Harry had nodded again, and said that this was yet another solution to the Prisoner's Dilemma - people might cooperate because they cared about each other, or because they had senses of honor, or because they wanted to preserve their reputation. Indeed, Harry had said, it was rather difficult to construct a true Prisoner's Dilemma - in real life, people usually cared about the other person, or their honor or their reputation or a Dark Lord's punishment or something besides the prison sentences. But suppose the copy had been of someone completely selfish -

(Pansy Parkinson had been the example they'd used)

- so each Pansy only cared what happened to her and not to the other Pansy.

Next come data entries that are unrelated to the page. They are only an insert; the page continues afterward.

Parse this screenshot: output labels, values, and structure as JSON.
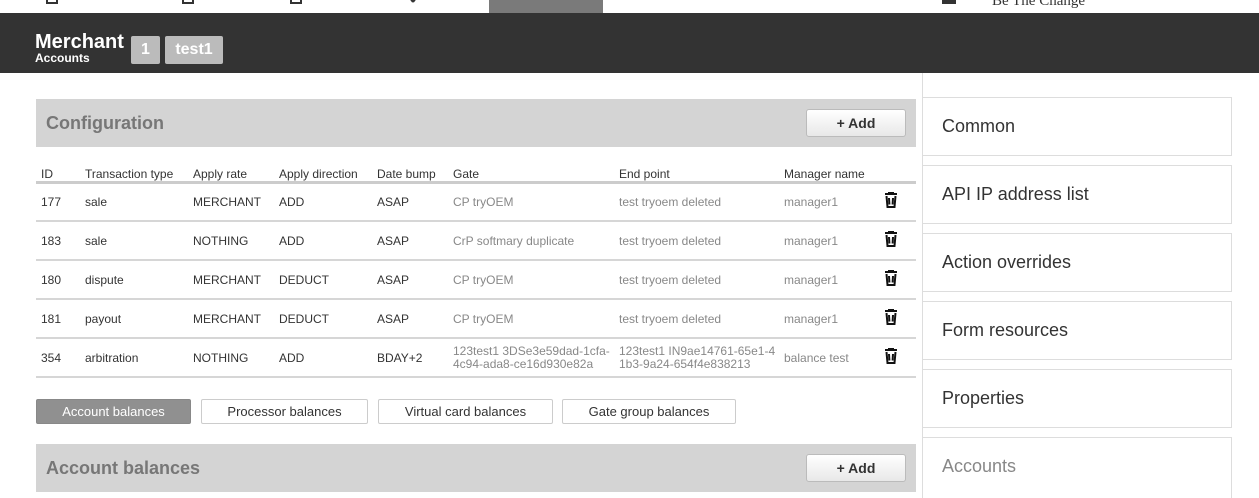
{
  "topnav": {
    "user_name": "Be The Change"
  },
  "header": {
    "title": "Merchant",
    "subtitle": "Accounts",
    "badge_count": "1",
    "badge_name": "test1"
  },
  "config": {
    "title": "Configuration",
    "add_label": "+ Add",
    "columns": [
      "ID",
      "Transaction type",
      "Apply rate",
      "Apply direction",
      "Date bump",
      "Gate",
      "End point",
      "Manager name"
    ],
    "rows": [
      {
        "id": "177",
        "type": "sale",
        "rate": "MERCHANT",
        "direction": "ADD",
        "bump": "ASAP",
        "gate": "CP tryOEM",
        "endpoint": "test tryoem deleted",
        "manager": "manager1"
      },
      {
        "id": "183",
        "type": "sale",
        "rate": "NOTHING",
        "direction": "ADD",
        "bump": "ASAP",
        "gate": "CrP softmary duplicate",
        "endpoint": "test tryoem deleted",
        "manager": "manager1"
      },
      {
        "id": "180",
        "type": "dispute",
        "rate": "MERCHANT",
        "direction": "DEDUCT",
        "bump": "ASAP",
        "gate": "CP tryOEM",
        "endpoint": "test tryoem deleted",
        "manager": "manager1"
      },
      {
        "id": "181",
        "type": "payout",
        "rate": "MERCHANT",
        "direction": "DEDUCT",
        "bump": "ASAP",
        "gate": "CP tryOEM",
        "endpoint": "test tryoem deleted",
        "manager": "manager1"
      },
      {
        "id": "354",
        "type": "arbitration",
        "rate": "NOTHING",
        "direction": "ADD",
        "bump": "BDAY+2",
        "gate": "123test1 3DSe3e59dad-1cfa-4c94-ada8-ce16d930e82a",
        "endpoint": "123test1 IN9ae14761-65e1-41b3-9a24-654f4e838213",
        "manager": "balance test"
      }
    ]
  },
  "tabs": [
    {
      "label": "Account balances",
      "active": true
    },
    {
      "label": "Processor balances",
      "active": false
    },
    {
      "label": "Virtual card balances",
      "active": false
    },
    {
      "label": "Gate group balances",
      "active": false
    }
  ],
  "balances": {
    "title": "Account balances",
    "add_label": "+ Add"
  },
  "sidebar": {
    "items": [
      {
        "label": "Common"
      },
      {
        "label": "API IP address list"
      },
      {
        "label": "Action overrides"
      },
      {
        "label": "Form resources"
      },
      {
        "label": "Properties"
      },
      {
        "label": "Accounts"
      }
    ]
  }
}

Given that this was all Pansy cared about... and that there was no Dark Lord... and Pansy wasn't worried about her reputation... and Pansy either had no sense of honor or didn't consider herself obligated to the other prisoner... then would the rational thing be for Pansy to cooperate, or defect?

Some people, Harry said, claimed that the rational thing to do was for Pansy to defect against her copy, but Harry, plus someone named Douglas Hofstadter, thought these people were wrong. Because, Harry had said, if Pansy defected - not at random, but for what seemed to her like rational reasons - then the other Pansy would think exactly the same way. Two identical copies wouldn't decide different things. So Pansy had to choose between a world in which both Pansies cooperated, or a world in which both Pansies defected, and she was better off if both copies cooperated. And if Harry had thought 'rational' people did defect in the Prisoner's Dilemma, then he wouldn't have done anything to spread that kind of 'rationality', because a country or a conspiracy full of 'rational' people would dissolve into chaos. You would tell your enemies about 'rationality'.

Which had all sounded reasonable at the time, but now the thought was occurring to Draco that...

" You said," Draco said, "that the rational solution to the Prisoner's Dilemma is to cooperate. But of course you would want me to believe that, wouldn't you?" And if Draco was fooled into cooperating, Harry would just say, Ha ha, betrayed you again! and laugh at him about it afterward.